By the way, what about the description of Catholic belief from the Lutheran Church is wrong?
Since you asked:
Lutherans believe that Scripture alone has authority to determine doctrine; the Roman Catholic Church gives this authority also to the pope, the church, and certain traditions of the church.
Neither the Pope nor the church can "determine doctrine" in the sense that they can make it up out of whole cloth. They can reiterate, explain, or expand upon the Deposit of Faith, but they cannot contradict it at all. Public revelation closed with the death of the last apostle. All we can do is try to understand its implications.
If you want to see a good exposition of the Catholic view of Scripture, read Vatican II's decree Dei Verbum.
Lutherans believe that a person is saved by God's grace alone through faith alone in Christ alone.
Nothing in the NT says anything about being saved by faith alone. In fact, the one place the words "faith alone" are used says you are not saved by faith alone.
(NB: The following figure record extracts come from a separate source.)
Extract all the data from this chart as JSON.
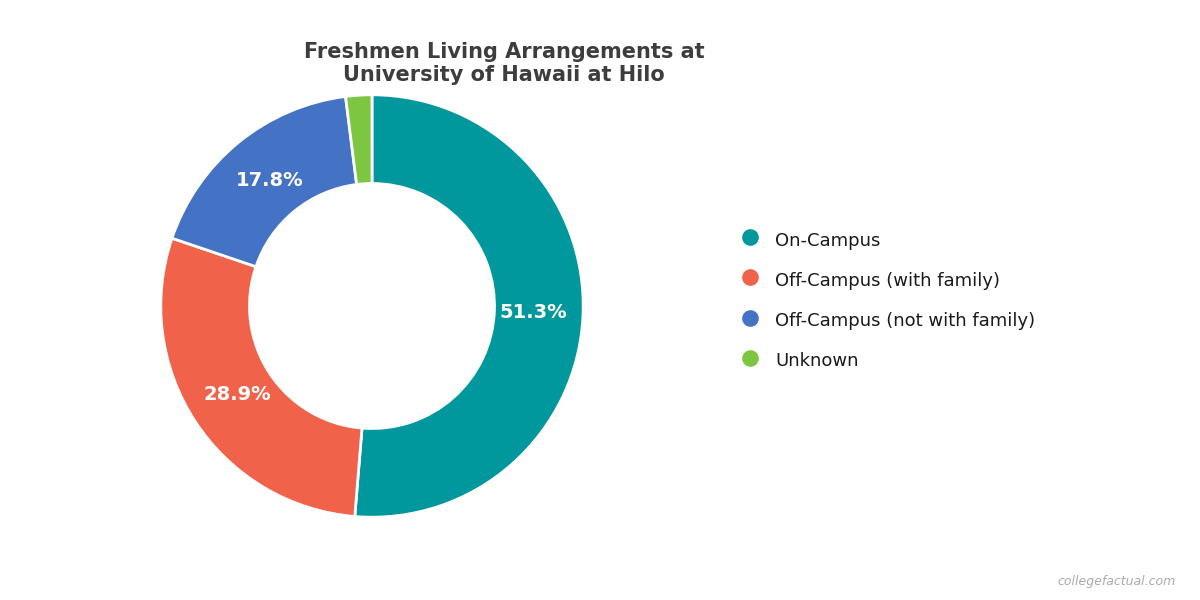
{
  "title": "Freshmen Living Arrangements at\nUniversity of Hawaii at Hilo",
  "labels": [
    "On-Campus",
    "Off-Campus (with family)",
    "Off-Campus (not with family)",
    "Unknown"
  ],
  "values": [
    51.3,
    28.9,
    17.8,
    2.0
  ],
  "colors": [
    "#00979d",
    "#f0634a",
    "#4472c4",
    "#7dc642"
  ],
  "pct_labels": [
    "51.3%",
    "28.9%",
    "17.8%",
    ""
  ],
  "title_color": "#3d3d3d",
  "legend_text_color": "#1a1a1a",
  "watermark": "collegefactual.com",
  "bg_color": "#ffffff",
  "title_fontsize": 15,
  "legend_fontsize": 13,
  "pct_fontsize": 14
}
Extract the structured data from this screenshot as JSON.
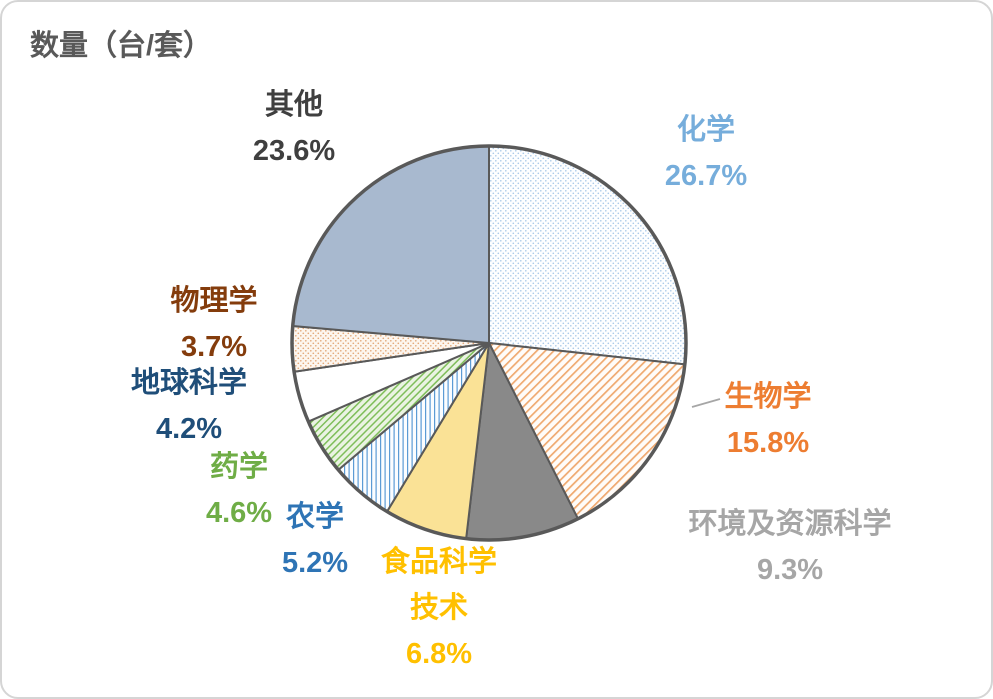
{
  "title": {
    "text": "数量（台/套）",
    "color": "#595959"
  },
  "chart_data": {
    "type": "pie",
    "title": "数量（台/套）",
    "unit": "台/套",
    "direction": "clockwise",
    "start_angle": "12 o'clock",
    "stroke_color": "#595959",
    "legend_position": "none",
    "labels_position": "outside",
    "slices": [
      {
        "id": "chemistry",
        "label": "化学",
        "value": 26.7,
        "pct_label": "26.7%",
        "fill": "dots-blue",
        "label_color": "#76ADDB"
      },
      {
        "id": "biology",
        "label": "生物学",
        "value": 15.8,
        "pct_label": "15.8%",
        "fill": "hatch-orange",
        "label_color": "#ED7D31"
      },
      {
        "id": "env-resource-science",
        "label": "环境及资源科学",
        "value": 9.3,
        "pct_label": "9.3%",
        "fill": "#898989",
        "label_color": "#A6A6A6"
      },
      {
        "id": "food-science-tech",
        "label": "食品科学技术",
        "label_lines": [
          "食品科学",
          "技术"
        ],
        "value": 6.8,
        "pct_label": "6.8%",
        "fill": "#FAE296",
        "label_color": "#FFC000"
      },
      {
        "id": "agronomy",
        "label": "农学",
        "value": 5.2,
        "pct_label": "5.2%",
        "fill": "vlines-blue",
        "label_color": "#2E74B5"
      },
      {
        "id": "pharmacy",
        "label": "药学",
        "value": 4.6,
        "pct_label": "4.6%",
        "fill": "hatch-green",
        "label_color": "#6FAD46"
      },
      {
        "id": "earth-science",
        "label": "地球科学",
        "value": 4.2,
        "pct_label": "4.2%",
        "fill": "#FFFFFF",
        "label_color": "#1F4E79"
      },
      {
        "id": "physics",
        "label": "物理学",
        "value": 3.7,
        "pct_label": "3.7%",
        "fill": "dots-tan",
        "label_color": "#843C0C"
      },
      {
        "id": "other",
        "label": "其他",
        "value": 23.6,
        "pct_label": "23.6%",
        "fill": "#A8B9CF",
        "label_color": "#3F3F3F"
      }
    ]
  }
}
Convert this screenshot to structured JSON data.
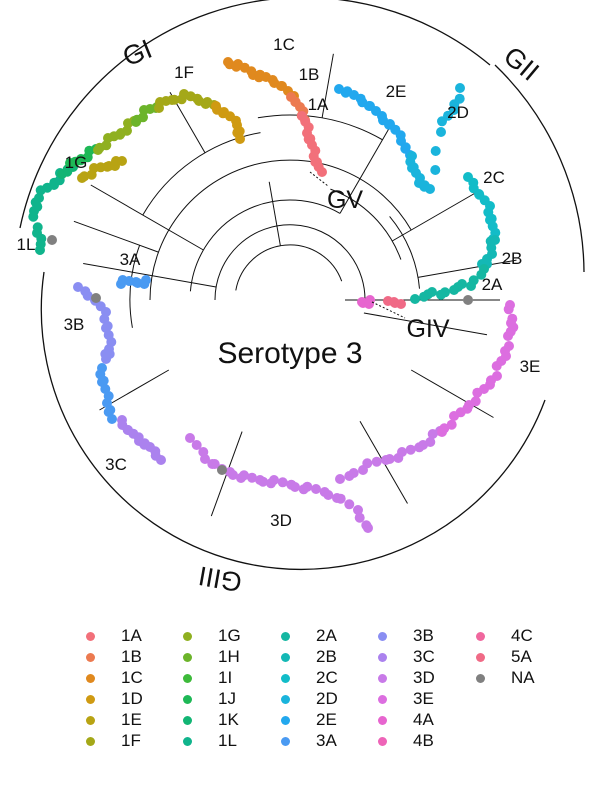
{
  "title": "Serotype 3",
  "genotypes": [
    {
      "id": "GI",
      "label": "GI"
    },
    {
      "id": "GII",
      "label": "GII"
    },
    {
      "id": "GIII",
      "label": "GIII"
    },
    {
      "id": "GIV",
      "label": "GIV"
    },
    {
      "id": "GV",
      "label": "GV"
    }
  ],
  "subtype_labels": [
    "1A",
    "1B",
    "1C",
    "1F",
    "1G",
    "1L",
    "2A",
    "2B",
    "2C",
    "2D",
    "2E",
    "3A",
    "3B",
    "3C",
    "3D",
    "3E"
  ],
  "legend": [
    {
      "label": "1A",
      "color": "#f2707a"
    },
    {
      "label": "1B",
      "color": "#ec7a50"
    },
    {
      "label": "1C",
      "color": "#e0891e"
    },
    {
      "label": "1D",
      "color": "#cf9a12"
    },
    {
      "label": "1E",
      "color": "#b8a313"
    },
    {
      "label": "1F",
      "color": "#a4a818"
    },
    {
      "label": "1G",
      "color": "#8fb020"
    },
    {
      "label": "1H",
      "color": "#6cb42a"
    },
    {
      "label": "1I",
      "color": "#3dba3a"
    },
    {
      "label": "1J",
      "color": "#1eb856"
    },
    {
      "label": "1K",
      "color": "#12b574"
    },
    {
      "label": "1L",
      "color": "#10b48c"
    },
    {
      "label": "2A",
      "color": "#15b7a2"
    },
    {
      "label": "2B",
      "color": "#14b8b5"
    },
    {
      "label": "2C",
      "color": "#12bcc8"
    },
    {
      "label": "2D",
      "color": "#1ab4dc"
    },
    {
      "label": "2E",
      "color": "#22a8ee"
    },
    {
      "label": "3A",
      "color": "#4a9af2"
    },
    {
      "label": "3B",
      "color": "#8a8ef2"
    },
    {
      "label": "3C",
      "color": "#ab82ee"
    },
    {
      "label": "3D",
      "color": "#c87ae8"
    },
    {
      "label": "3E",
      "color": "#dc6ee0"
    },
    {
      "label": "4A",
      "color": "#e765cf"
    },
    {
      "label": "4B",
      "color": "#ee64b8"
    },
    {
      "label": "4C",
      "color": "#f0679e"
    },
    {
      "label": "5A",
      "color": "#f06a86"
    },
    {
      "label": "NA",
      "color": "#808080"
    }
  ]
}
That's in James chapter 2.
The Roman Catholic Church, while at times using similar language, still officially holds that faith, in order to save, must be accompanied by (or "infused with") some "work" or "love" active within a Christian.
This is a completely muddled and confused description of Catholic doctrine.
What we believe is straight from the NT: "Faith without works is dead ... such a faith has no power to save one" (James 2) and "Neither circumcision nor uncircumcision counts for anything, but only faith working through love" (Galatians 3) and "If I have faith enough to move mountains, but have not love, I am nothing" (1 Corinthians).
The first point says that the for the LCMS the Scripture determines doctrine, but that in the RCC the Pope and tradition have the same authority.
This is simply false.
The RCC position is that Scripture is authoritative. However, Scripture can be correctly or incorrectly interpreted.
Tradition is the handing of correct interpretations of Scripture and the Papacy is an office in the Church to which this interpretative authority is entrusted.
Scripture is the Word of God itself, and apostolical tradition and the Petrine office are the elements of the Church that protect the Scripture from misinterpretation.
tradition is teaching and the Petrine office is a teaching office - the Scripture is the subject they teach.